Apologies I only just noticed the alerts on this thread… let me see if I can reproduce this issue.

I am currently using the following versions on my Mac:

VirtualBox: 6.1.12
Vagrant: 2.2.9
Vagrant Plugins:
vagrant-host-shell (0.0.4, global)
vagrant-sshfs (1.3.5, global)

When I run ‘vagrant up’ it does mount the shared folders, for me at least!

A note on the vbguest plugin logic, I forcibly removed the plugin from the host because it installs the vbguest additions on the VM and this was (at least at the time), breaking the guest additions that are already installed on the chosen vbox image. So we didn’t need the plugin.

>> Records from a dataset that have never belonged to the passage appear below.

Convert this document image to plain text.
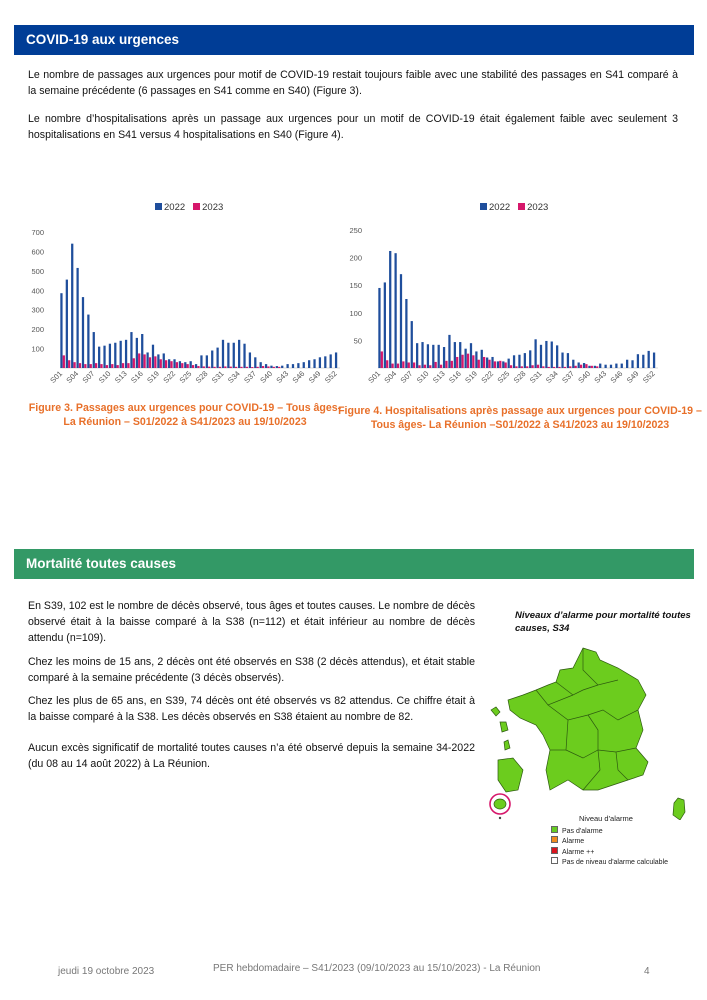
COVID-19 aux urgences
Le nombre de passages aux urgences pour motif de COVID-19 restait toujours faible avec une stabilité des passages en S41 comparé à la semaine précédente (6 passages en S41 comme en S40) (Figure 3).
Le nombre d’hospitalisations après un passage aux urgences pour un motif de COVID-19 était également faible avec seulement 3 hospitalisations en S41 versus 4 hospitalisations en S40 (Figure 4).
2022	2023
100
200
300
400
500
600
700
S01 S04 S07 S10 S13 S16 S19 S22 S25 S28 S31 S34 S37 S40 S43 S46 S49 S52
2022	2023
50
100
150
200
250
S01 S04 S07 S10 S13 S16 S19 S22 S25 S28 S31 S34 S37 S40 S43 S46 S49 S52
Figure 3. Passages aux urgences pour COVID-19 – Tous âges-
La Réunion – S01/2022 à S41/2023 au 19/10/2023
Figure 4. Hospitalisations après passage aux urgences pour COVID-19 –
Tous âges- La Réunion –S01/2022 à S41/2023 au 19/10/2023
Mortalité toutes causes
En S39, 102 est le nombre de décès observé, tous âges et toutes causes. Le nombre de décès observé était à la baisse comparé à la S38 (n=112) et était inférieur au nombre de décès attendu (n=109).
Chez les moins de 15 ans, 2 décès ont été observés en S38 (2 décès attendus), et était stable comparé à la semaine précédente (3 décès observés).
Chez les plus de 65 ans, en S39, 74 décès ont été observés vs 82 attendus. Ce chiffre était à la baisse comparé à la S38. Les décès observés en S38 étaient au nombre de 82.
Aucun excès significatif de mortalité toutes causes n’a été observé depuis la semaine 34-2022 (du 08 au 14 août 2022) à La Réunion.
Niveaux d’alarme pour mortalité toutes causes, S34
Niveau d'alarme
Pas d'alarme
Alarme
Alarme ++
Pas de niveau d'alarme calculable
jeudi 19 octobre 2023	PER hebdomadaire – S41/2023 (09/10/2023 au 15/10/2023) - La Réunion	4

A failure to mount shared folders is often an issue with the Virtualbox Extension Pack on the host side which should be installed by default now and usually require a host restart to load the underlying vbfs filesystem drivers. I’ve certainly seen and been frustrated by issues here in the past.

It has also happened in the past that Vagrant and VirtualBox have gotten out of step release-wise and this has caused additional similar issues.

Let me also try updating to latest and greatest everything and see if there’s an issue there. I tend to use vagrant and virtualbox on a daily basis for work so tend to shy away from updating too often for the above reason.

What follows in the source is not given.